Ziriab
Abu Hassan Ali ben Nafi (dit Ziriab ou bien Zyriab ou Ziri aw ce qui signifie « eau dorée »), né dans un village kurde de Mossoul en 789 et mort à Cordoue en 857, est un musicien et savant d’origine kurdo-perse[1]. Il est l'une des principales figures de l'histoire de la musique arabo-andalouse au IXe siècle, dont il est considéré comme le père[2]. Il introduisit le oud (luth arabe) en Andalousie après lui avoir ajouté une cinquième corde et en développant le jeu au plectre. C'est ce luth qui s'est ensuite répandu dans le reste de l'Europe. D'après le musicologue Azzouz El Houri la Chanson de Roland fut sans doute jouée sur un luth de ce type. Ziryab était également homme de lettres, astronome et géographe. Il aurait également influencé l'art de vivre en Andalousie : c'est lui qui aurait établi un ordre d'arrivée des plats, et importé des recettes et une façon de faire venus de l'Orient.
À Bagdad
Fils unique d'une famille kurde et persane, plutôt pauvre dont aucun autre enfant ne survécut, son père Nafi décida de s'installer à Bagdad alors que Ziryab n'était qu'enfant. Il put y étudier la science, la littérature, la géographie et l'astronomie et fut un élève brillant. Mais il allait exceller dans un tout autre domaine (la musique) auprès de son maître perse Ishaq al-Mawsili (767-850) , originaire de Mossoul, fils d'Ibrahim Al-Mawsili, qui avait introduit la musique dans la cour du Calife, et avait fondé à Bagdad le premier conservatoire de ce qui allait ensuite être appelé « musique arabo-musulmane. »

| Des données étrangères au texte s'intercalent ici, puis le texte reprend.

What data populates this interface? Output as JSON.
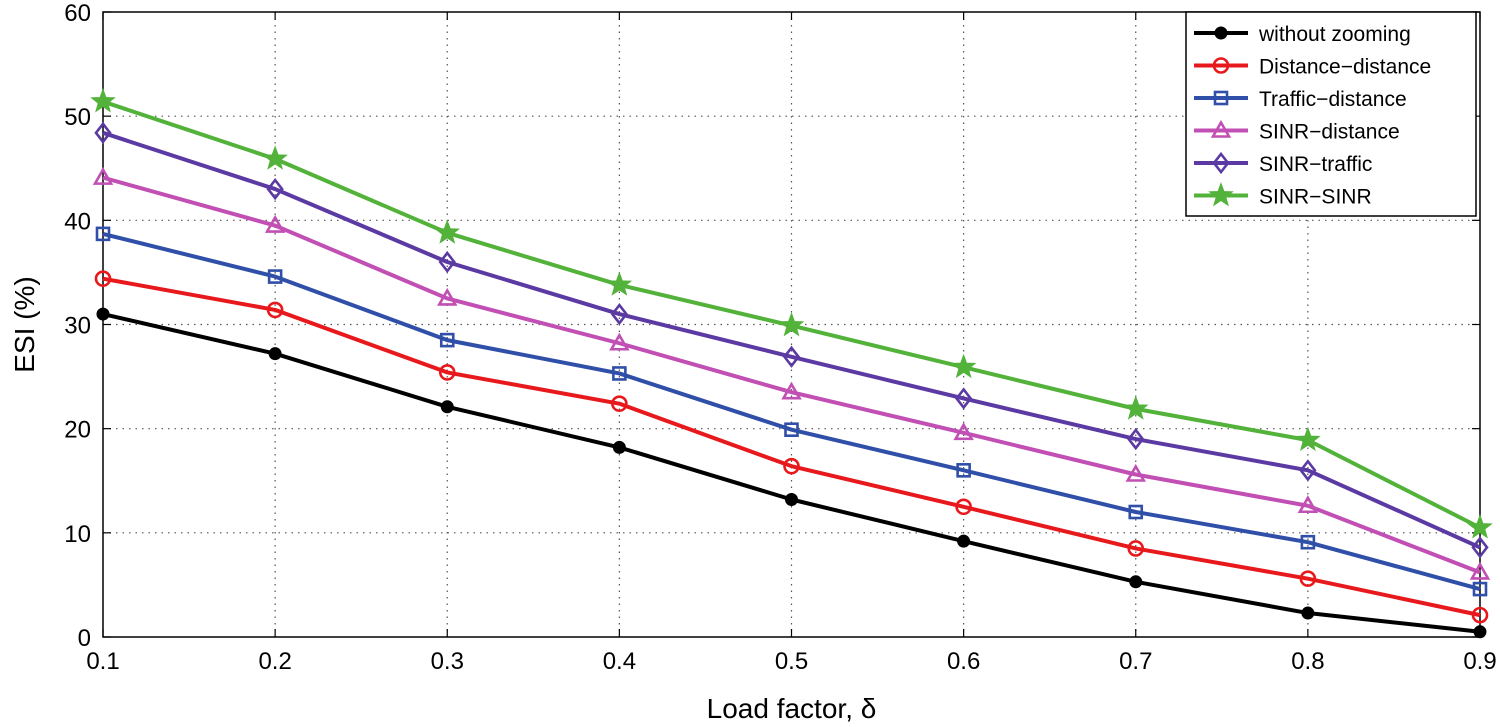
{
  "chart_data": {
    "type": "line",
    "title": "",
    "xlabel": "Load factor, δ",
    "ylabel": "ESI (%)",
    "xlim": [
      0.1,
      0.9
    ],
    "ylim": [
      0,
      60
    ],
    "grid": true,
    "legend_position": "top-right",
    "x": [
      0.1,
      0.2,
      0.3,
      0.4,
      0.5,
      0.6,
      0.7,
      0.8,
      0.9
    ],
    "x_ticks": [
      "0.1",
      "0.2",
      "0.3",
      "0.4",
      "0.5",
      "0.6",
      "0.7",
      "0.8",
      "0.9"
    ],
    "y_ticks": [
      "0",
      "10",
      "20",
      "30",
      "40",
      "50",
      "60"
    ],
    "series": [
      {
        "name": "without zooming",
        "color": "#000000",
        "marker": "filled-circle",
        "values": [
          31,
          27.2,
          22.1,
          18.2,
          13.2,
          9.2,
          5.3,
          2.3,
          0.5
        ]
      },
      {
        "name": "Distance−distance",
        "color": "#e8191c",
        "marker": "circle",
        "values": [
          34.4,
          31.4,
          25.4,
          22.4,
          16.4,
          12.5,
          8.5,
          5.6,
          2.1
        ]
      },
      {
        "name": "Traffic−distance",
        "color": "#2f4fa8",
        "marker": "square",
        "values": [
          38.7,
          34.6,
          28.5,
          25.3,
          19.9,
          16,
          12,
          9.1,
          4.6
        ]
      },
      {
        "name": "SINR−distance",
        "color": "#c14fb4",
        "marker": "triangle",
        "values": [
          44.1,
          39.5,
          32.5,
          28.2,
          23.5,
          19.6,
          15.6,
          12.6,
          6.2
        ]
      },
      {
        "name": "SINR−traffic",
        "color": "#5c3aa3",
        "marker": "diamond",
        "values": [
          48.4,
          43,
          36,
          31,
          26.9,
          22.9,
          19,
          16,
          8.6
        ]
      },
      {
        "name": "SINR−SINR",
        "color": "#52b23a",
        "marker": "star",
        "values": [
          51.4,
          45.9,
          38.8,
          33.8,
          29.9,
          25.9,
          21.9,
          18.9,
          10.5
        ]
      }
    ]
  }
}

On dit qu'à l'âge de douze ans, Ziryab savait déjà chanter à merveille et jouer de l'oud. À 19 ans, il améliora cet instrument d'origine, en lui ajoutant une cinquième corde et des barrettes. Ce luth à 5 cordes, à manche court, sans touche, à la caisse en forme d'amande fut considéré dans tout l'Orient comme le roi des instruments de la musique savante.
Le monarque séduit par sa voix d'or et ses mélodies originales, le combla de cadeaux somptueux. En quelques années, le prestige du jeune chanteur surpassa celui d'Ibrāhīm al-Maws̩ilī « le rossignol kurde » (743-806), le plus célèbre musicien du royaume. Son maître Ishaq al-Mawsili en prit ombrage et succombant à la jalousie le menaça de prison ou de mort.
L'exil à Cordoue
Ziryab choisit l'exil, quitta Bagdad pour un séjour de quelques années à la cour des Aghlabides à Kairouan (Tunisie) où fêté comme à Bagdad, il s'attira les foudres de l'émir pour un poème frondeur. Il s'établit ensuite à Cordoue en 822, où l'Émir omeyade Abd al-Rahman II l'accueillit princièrement et le traita avec les plus grands honneur.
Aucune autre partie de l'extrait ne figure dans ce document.